Некоторое время все молчали, раздумывая. Потом Зеф сказал:

— Ну, раз ты такой образованный, хватит болтать. Вставай! — Он поднялся. — Осталось нам немного, но время поджимает. А жрать охота… — он подмигнул Максиму, — прямо-таки патологически. Ты знаешь, что такое «патологически»?

Оставалось ещё расчистить юго-западную четверть квадрата, но ничего расчищать они не стали. Какое-то время назад здесь, вероятно, взорвалось что-то очень мощное. От старого леса остались только полусгнившие поваленные стволы да обгорелые пни, срезанные как бритвой, а на его месте уже поднялся молодой редкий лесок. Почва почернела, обуглилась и была нашпигована испорошенной ржавчиной. Никакая техника не могла уцелеть после такого взрыва, и Максим понял, что Зеф привёл их сюда не для работы.

Навстречу им из кустарника вылез обросший человек в грязном арестантском балахоне.
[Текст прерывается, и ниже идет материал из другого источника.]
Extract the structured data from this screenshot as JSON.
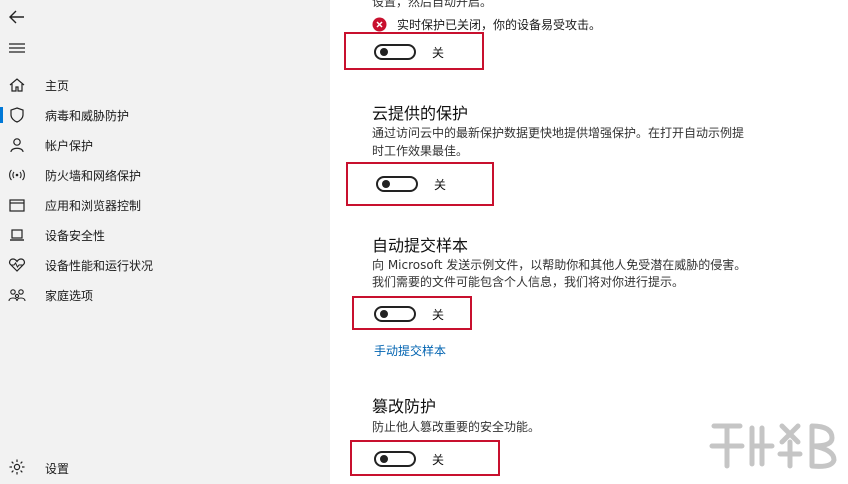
{
  "sidebar": {
    "items": [
      {
        "label": "主页",
        "icon": "home-icon"
      },
      {
        "label": "病毒和威胁防护",
        "icon": "shield-icon"
      },
      {
        "label": "帐户保护",
        "icon": "person-icon"
      },
      {
        "label": "防火墙和网络保护",
        "icon": "wifi-icon"
      },
      {
        "label": "应用和浏览器控制",
        "icon": "window-icon"
      },
      {
        "label": "设备安全性",
        "icon": "laptop-icon"
      },
      {
        "label": "设备性能和运行状况",
        "icon": "heart-icon"
      },
      {
        "label": "家庭选项",
        "icon": "family-icon"
      }
    ],
    "settings_label": "设置"
  },
  "main": {
    "top_cut_text": "设置，然后自动开启。",
    "warning_text": "实时保护已关闭，你的设备易受攻击。",
    "realtime_toggle_label": "关",
    "cloud": {
      "title": "云提供的保护",
      "desc1": "通过访问云中的最新保护数据更快地提供增强保护。在打开自动示例提",
      "desc2": "时工作效果最佳。",
      "toggle_label": "关"
    },
    "sample": {
      "title": "自动提交样本",
      "desc1": "向 Microsoft 发送示例文件，以帮助你和其他人免受潜在威胁的侵害。",
      "desc2": "我们需要的文件可能包含个人信息，我们将对你进行提示。",
      "toggle_label": "关",
      "link": "手动提交样本"
    },
    "tamper": {
      "title": "篡改防护",
      "desc": "防止他人篡改重要的安全功能。",
      "toggle_label": "关"
    }
  },
  "toggles_state": {
    "realtime": 0,
    "cloud": 0,
    "sample": 0,
    "tamper": 0
  },
  "colors": {
    "accent": "#0078d7",
    "link": "#0063b1",
    "error": "#c8102e",
    "highlight_box": "#c8102e",
    "sidebar_bg": "#f2f2f2"
  }
}
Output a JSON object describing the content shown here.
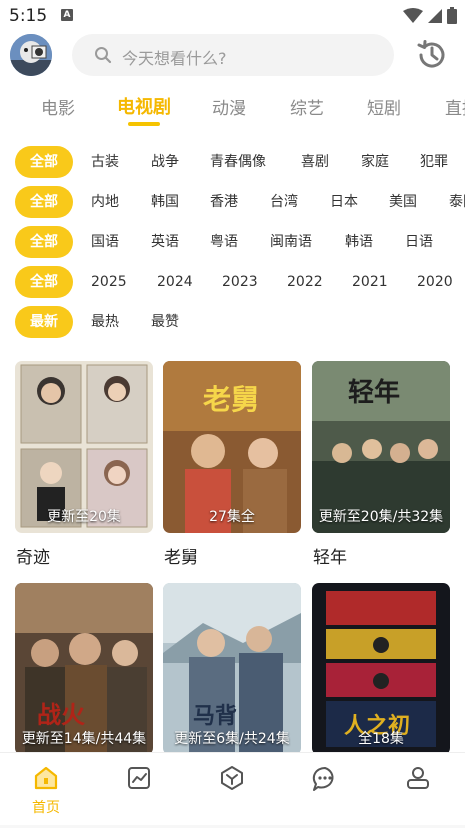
{
  "status": {
    "time": "5:15",
    "indicator": "A"
  },
  "header": {
    "search_placeholder": "今天想看什么?"
  },
  "tabs": [
    {
      "label": "电影",
      "active": false
    },
    {
      "label": "电视剧",
      "active": true
    },
    {
      "label": "动漫",
      "active": false
    },
    {
      "label": "综艺",
      "active": false
    },
    {
      "label": "短剧",
      "active": false
    },
    {
      "label": "直播",
      "active": false
    }
  ],
  "filters": {
    "genre": {
      "active": "全部",
      "options": [
        "古装",
        "战争",
        "青春偶像",
        "喜剧",
        "家庭",
        "犯罪"
      ]
    },
    "region": {
      "active": "全部",
      "options": [
        "内地",
        "韩国",
        "香港",
        "台湾",
        "日本",
        "美国",
        "泰国"
      ]
    },
    "language": {
      "active": "全部",
      "options": [
        "国语",
        "英语",
        "粤语",
        "闽南语",
        "韩语",
        "日语"
      ]
    },
    "year": {
      "active": "全部",
      "options": [
        "2025",
        "2024",
        "2023",
        "2022",
        "2021",
        "2020"
      ]
    },
    "sort": {
      "active": "最新",
      "options": [
        "最热",
        "最赞"
      ]
    }
  },
  "cards": [
    {
      "title": "奇迹",
      "badge": "更新至20集"
    },
    {
      "title": "老舅",
      "badge": "27集全"
    },
    {
      "title": "轻年",
      "badge": "更新至20集/共32集"
    },
    {
      "title": "",
      "badge": "更新至14集/共44集"
    },
    {
      "title": "",
      "badge": "更新至6集/共24集"
    },
    {
      "title": "",
      "badge": "全18集"
    }
  ],
  "bottom_nav": {
    "home_label": "首页"
  },
  "colors": {
    "accent": "#f5b800",
    "chip_active": "#f9c91a"
  }
}
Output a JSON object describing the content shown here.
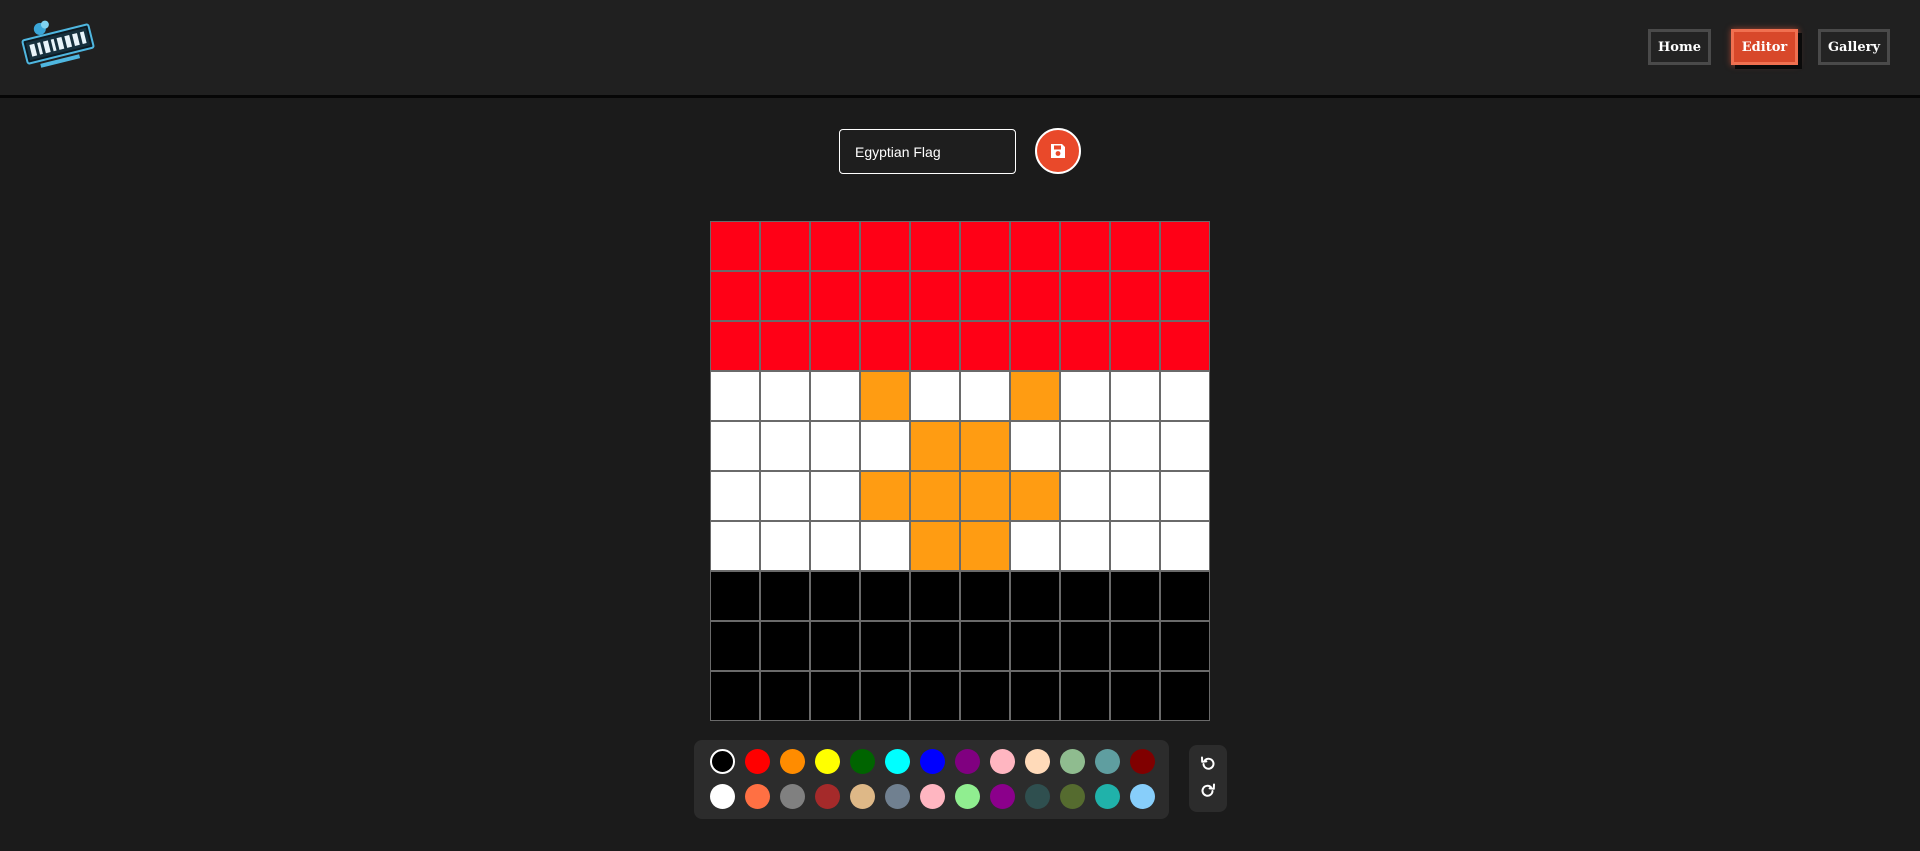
{
  "app": {
    "logo_text": "PIXLRRE",
    "icon": "logo-icon"
  },
  "nav": {
    "items": [
      {
        "label": "Home",
        "active": false
      },
      {
        "label": "Editor",
        "active": true
      },
      {
        "label": "Gallery",
        "active": false
      }
    ]
  },
  "editor": {
    "title_value": "Egyptian Flag",
    "save_icon": "floppy-disk-icon",
    "grid_size": 10,
    "grid": [
      [
        "R",
        "R",
        "R",
        "R",
        "R",
        "R",
        "R",
        "R",
        "R",
        "R"
      ],
      [
        "R",
        "R",
        "R",
        "R",
        "R",
        "R",
        "R",
        "R",
        "R",
        "R"
      ],
      [
        "R",
        "R",
        "R",
        "R",
        "R",
        "R",
        "R",
        "R",
        "R",
        "R"
      ],
      [
        "W",
        "W",
        "W",
        "O",
        "W",
        "W",
        "O",
        "W",
        "W",
        "W"
      ],
      [
        "W",
        "W",
        "W",
        "W",
        "O",
        "O",
        "W",
        "W",
        "W",
        "W"
      ],
      [
        "W",
        "W",
        "W",
        "O",
        "O",
        "O",
        "O",
        "W",
        "W",
        "W"
      ],
      [
        "W",
        "W",
        "W",
        "W",
        "O",
        "O",
        "W",
        "W",
        "W",
        "W"
      ],
      [
        "K",
        "K",
        "K",
        "K",
        "K",
        "K",
        "K",
        "K",
        "K",
        "K"
      ],
      [
        "K",
        "K",
        "K",
        "K",
        "K",
        "K",
        "K",
        "K",
        "K",
        "K"
      ],
      [
        "K",
        "K",
        "K",
        "K",
        "K",
        "K",
        "K",
        "K",
        "K",
        "K"
      ]
    ],
    "grid_colors": {
      "R": "#ff0016",
      "W": "#ffffff",
      "O": "#ff9c12",
      "K": "#000000"
    }
  },
  "palette": {
    "selected_index": 0,
    "row1": [
      "#000000",
      "#ff0000",
      "#ff8c00",
      "#ffff00",
      "#006400",
      "#00ffff",
      "#0000ff",
      "#800080",
      "#ffb6c1",
      "#ffdab9",
      "#8fbc8f",
      "#5f9ea0",
      "#800000"
    ],
    "row2": [
      "#ffffff",
      "#ff7043",
      "#808080",
      "#a52a2a",
      "#deb887",
      "#708090",
      "#ffb6c1",
      "#90ee90",
      "#8b008b",
      "#2f4f4f",
      "#556b2f",
      "#20b2aa",
      "#87cefa"
    ]
  },
  "history": {
    "undo_icon": "undo-icon",
    "redo_icon": "redo-icon"
  }
}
Максим узнал его: это был первый абориген, которого он встретил, старый Зефов напарник, сосуд мировой скорби.

— Подождите, — сказал Вепрь, — я с ним поговорю.

Зеф велел Максиму сесть, где стоит, уселся сам и принялся переобуваться, дудя в бороду уголовный романс «Я мальчик лихой, меня знает окраина». Вепрь подошёл к сосуду скорби, и они, удалившись за кусты, принялись разговаривать шёпотом. Максим слышал их прекрасно, но понять ничего не мог, потому что говорили они на каком-то жаргоне, и он узнал только несколько раз повторённое слово «почта». Скоро он перестал прислушиваться Он чувствовал себя утомлённым, грязным: сегодня было слишком много бессмысленной работы, бессмысленного нервного напряжения, слишком долго он дышал сегодня всякой гадостью и принял слишком много рентген. И опять за весь этот день не было сделано ничего настоящего, ничего нужного, и ему очень не хотелось возвращаться в барак.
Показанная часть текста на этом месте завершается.